According to activists and seasoned observers, the backlash against ISIS by more than one rebel faction across multiple provinces overwhelmed the group that claims tens of thousands of fighters among its ranks and just weeks ago appeared the most predominant military force in northern Syria with powerful influence over the majority of population centers.

Rebels besieged at least 100 ISIS fighters at a police station used as a base by the group in the key Salheen neighborhood of Aleppo, and elsewhere in the province ISIS surrendered bases and withdrew from towns and villages, the Syrian Observatory for Human Rights said.

"ISIS cannot withstand the losses they are taking and the numbers now held as prisoner of war,"Aloush said, claiming his organization, the Islamic Front, far outnumbered ISIS. The Islamic Front boasts an estimated 40,000 fighters, making it probably the single largest rebel command, according to Aron Lund, editor of the Carnegie Endowment's Syria in Crisis website.

In Raqqah, the first provincial capital under rebel control, full-scale fighting resulted in losses for ISIS at dawn Tuesday. Just a day earlier insurgents freed at least 50 people held in an ISIS detention facility, and further to the west in the Zawiya Mountain region, rebels executed at least 34 foreigner jihadists from the group.

The infighting fueling a war-within-a-war further complicates matters for international observers such as the Office of the High Commissioner for Human Rights (OHCHR) which announced Tuesday it could no longer update the death toll for the more-than-three-year civil conflict.

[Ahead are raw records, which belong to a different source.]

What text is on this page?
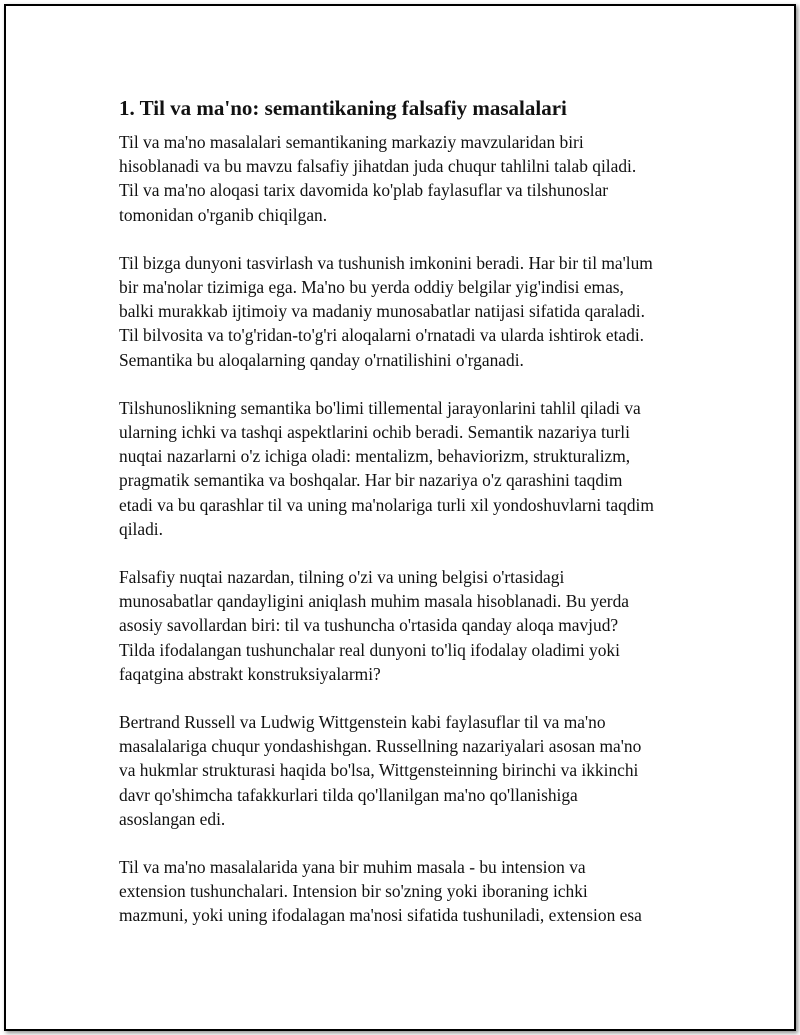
1. Til va ma'no: semantikaning falsafiy masalalari

Til va ma'no masalalari semantikaning markaziy mavzularidan biri
hisoblanadi va bu mavzu falsafiy jihatdan juda chuqur tahlilni talab qiladi.
Til va ma'no aloqasi tarix davomida ko'plab faylasuflar va tilshunoslar
tomonidan o'rganib chiqilgan.

Til bizga dunyoni tasvirlash va tushunish imkonini beradi. Har bir til ma'lum
bir ma'nolar tizimiga ega. Ma'no bu yerda oddiy belgilar yig'indisi emas,
balki murakkab ijtimoiy va madaniy munosabatlar natijasi sifatida qaraladi.
Til bilvosita va to'g'ridan-to'g'ri aloqalarni o'rnatadi va ularda ishtirok etadi.
Semantika bu aloqalarning qanday o'rnatilishini o'rganadi.

Tilshunoslikning semantika bo'limi tillemental jarayonlarini tahlil qiladi va
ularning ichki va tashqi aspektlarini ochib beradi. Semantik nazariya turli
nuqtai nazarlarni o'z ichiga oladi: mentalizm, behaviorizm, strukturalizm,
pragmatik semantika va boshqalar. Har bir nazariya o'z qarashini taqdim
etadi va bu qarashlar til va uning ma'nolariga turli xil yondoshuvlarni taqdim
qiladi.

Falsafiy nuqtai nazardan, tilning o'zi va uning belgisi o'rtasidagi
munosabatlar qandayligini aniqlash muhim masala hisoblanadi. Bu yerda
asosiy savollardan biri: til va tushuncha o'rtasida qanday aloqa mavjud?
Tilda ifodalangan tushunchalar real dunyoni to'liq ifodalay oladimi yoki
faqatgina abstrakt konstruksiyalarmi?

Bertrand Russell va Ludwig Wittgenstein kabi faylasuflar til va ma'no
masalalariga chuqur yondashishgan. Russellning nazariyalari asosan ma'no
va hukmlar strukturasi haqida bo'lsa, Wittgensteinning birinchi va ikkinchi
davr qo'shimcha tafakkurlari tilda qo'llanilgan ma'no qo'llanishiga
asoslangan edi.

Til va ma'no masalalarida yana bir muhim masala - bu intension va
extension tushunchalari. Intension bir so'zning yoki iboraning ichki
mazmuni, yoki uning ifodalagan ma'nosi sifatida tushuniladi, extension esa
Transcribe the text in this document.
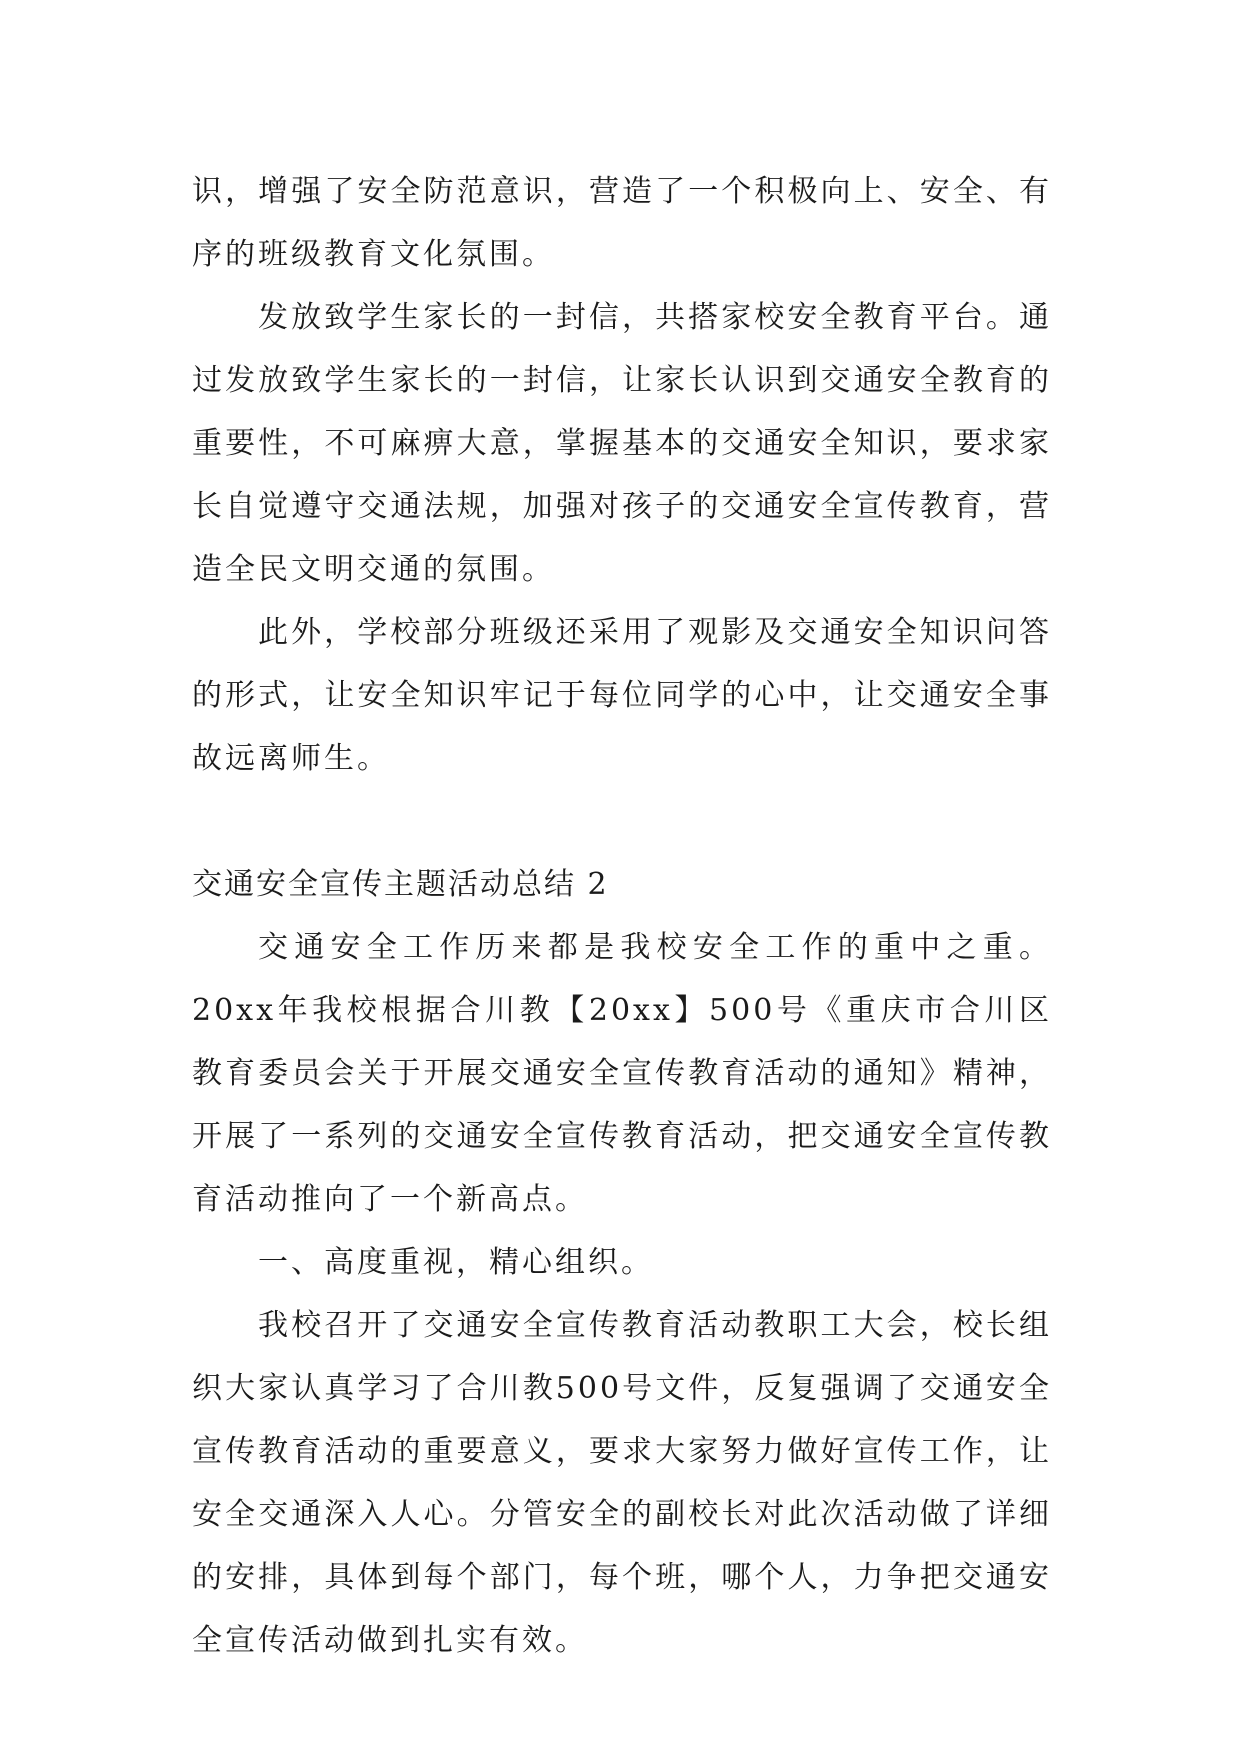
识，增强了安全防范意识，营造了一个积极向上、安全、有序的班级教育文化氛围。

发放致学生家长的一封信，共搭家校安全教育平台。通过发放致学生家长的一封信，让家长认识到交通安全教育的重要性，不可麻痹大意，掌握基本的交通安全知识，要求家长自觉遵守交通法规，加强对孩子的交通安全宣传教育，营造全民文明交通的氛围。

此外，学校部分班级还采用了观影及交通安全知识问答的形式，让安全知识牢记于每位同学的心中，让交通安全事故远离师生。

交通安全宣传主题活动总结 2

交通安全工作历来都是我校安全工作的重中之重。20xx年我校根据合川教【20xx】500号《重庆市合川区教育委员会关于开展交通安全宣传教育活动的通知》精神，开展了一系列的交通安全宣传教育活动，把交通安全宣传教育活动推向了一个新高点。

一、高度重视，精心组织。

我校召开了交通安全宣传教育活动教职工大会，校长组织大家认真学习了合川教500号文件，反复强调了交通安全宣传教育活动的重要意义，要求大家努力做好宣传工作，让安全交通深入人心。分管安全的副校长对此次活动做了详细的安排，具体到每个部门，每个班，哪个人，力争把交通安全宣传活动做到扎实有效。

"We have, of course, depended on the full and transparent cooperation and sound working methods of the various groups collecting the data on the ground. Over time there are fewer and fewer such groups still active, which brought us to a point where we felt that we are not able to produce a new detailed report," Nenad Vasic a spokesman for the OHCHR said, adding the count had stopped in early December.